The ground looks slightly strange anyway. A whole stand’s worth of ITV Digital adverts has been taken down over the summer and nothing has yet replaced them. The odd Barclaycard banner hints at the new arrivals’ elevated status, and a huge tarpaulin stretched across the School End advertising something called “QPR Financial Services” is apparently not a joke.

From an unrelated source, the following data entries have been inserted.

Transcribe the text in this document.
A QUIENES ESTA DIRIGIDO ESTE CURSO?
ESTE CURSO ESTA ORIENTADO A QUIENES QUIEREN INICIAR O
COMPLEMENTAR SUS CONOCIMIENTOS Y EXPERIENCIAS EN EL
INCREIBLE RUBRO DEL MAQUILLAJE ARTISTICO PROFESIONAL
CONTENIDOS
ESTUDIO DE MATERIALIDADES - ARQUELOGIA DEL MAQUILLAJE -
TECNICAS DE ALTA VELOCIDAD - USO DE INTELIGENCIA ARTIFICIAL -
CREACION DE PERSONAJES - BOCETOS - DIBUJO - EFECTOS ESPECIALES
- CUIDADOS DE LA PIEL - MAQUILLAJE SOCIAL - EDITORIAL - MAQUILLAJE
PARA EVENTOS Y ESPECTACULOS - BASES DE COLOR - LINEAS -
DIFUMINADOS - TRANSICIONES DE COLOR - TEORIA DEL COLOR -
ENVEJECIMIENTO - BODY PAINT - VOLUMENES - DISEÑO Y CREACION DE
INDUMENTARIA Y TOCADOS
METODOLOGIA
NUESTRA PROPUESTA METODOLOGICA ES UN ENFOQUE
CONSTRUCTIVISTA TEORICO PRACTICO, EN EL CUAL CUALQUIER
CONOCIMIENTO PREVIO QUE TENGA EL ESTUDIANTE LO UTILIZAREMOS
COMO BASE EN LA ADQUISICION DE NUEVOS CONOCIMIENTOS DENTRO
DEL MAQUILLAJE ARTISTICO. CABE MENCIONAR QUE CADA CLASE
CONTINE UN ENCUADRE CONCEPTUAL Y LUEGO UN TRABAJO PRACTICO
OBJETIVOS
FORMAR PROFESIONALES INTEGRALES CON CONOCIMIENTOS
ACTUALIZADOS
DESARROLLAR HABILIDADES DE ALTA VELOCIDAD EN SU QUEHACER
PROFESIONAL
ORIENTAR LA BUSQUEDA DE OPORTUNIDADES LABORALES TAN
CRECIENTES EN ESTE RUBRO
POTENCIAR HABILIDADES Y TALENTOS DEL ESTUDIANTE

As the game kicks off everyone is still very much on their best behaviour. Ten minutes into the first half Fulham open their account with a penalty from Louis Saha – who appears to be grooming himself to become the fourth member of Destiny’s Child – and seconds later the chants of “Al Fayed, Oooh-way-oh” have started, the final couplet (“He wants to be a Brit/And QPR are shit”) sung with particular relish. Twenty minutes later Sylvain Legwinski scores Fulham’s third. Three sides of the ground are singing “Jean Tigana’s black and white army”. The sun is shining. It feels like home. For now.
At the end of last season it looked like a smart move for everyone. With Fulham’s first season in the Premiership safely behind them, a year of taking the short hop down the road to Shepherd’s Bush seemed a fair enough price to pay before a triumphant return to an all-seater Craven Cottage. As for QPR, they just needed the money, and taking a wealthy lodger was always going to help make ends meet.
So a modern marriage came about: one of the nouveaux riches of the Premiership – complete with eccentric sugar daddy chairman and toothpick-chewing foreign manager – shacked up with their nouveau poor, post-ITV Digital neighbours. The only people with any reservations were the fans.
“Don’t get me wrong, some of my best friends are QPR supporters,” insists David Lloyd, editor of the fanzine There’s only one F in Fulham. “The problem was, and still is, that for lots of Fulham fans the identity of the club is inseparable from Craven Cottage.”
Lloyd is quick to point out that the situation has already changed significantly since Fulham left the Cottage. Initially the plan was to spend only one season at Loftus Road. Planning permission for the new stadium was granted, but development stalled as a group of local residents calling themselves “The Fulham Alliance” launched a determined and well funded appeal. One season has already turned into two, and a growing number of Fulham fans are beginning to suspect that the club may never return.
A bid for permission to develop another site within the borough has recently been rejected, and the Fulham press office has “no definite answer” as to where the club will be in two years’ time. The official line is that they need a bigger ground, and size, not location, is the bottom line.
Which is where board and fans start to disagree. The club had no choice but to redevelop the sub-Taylor Report parts of Craven Cottage. But there are those among the Fulham faithful who feel the current owners have been slightly too willing to leave the ground, and not desperate enough to structure the redevelopment plans to ensure that, come what may, Fulham Football Club remains in its historical home.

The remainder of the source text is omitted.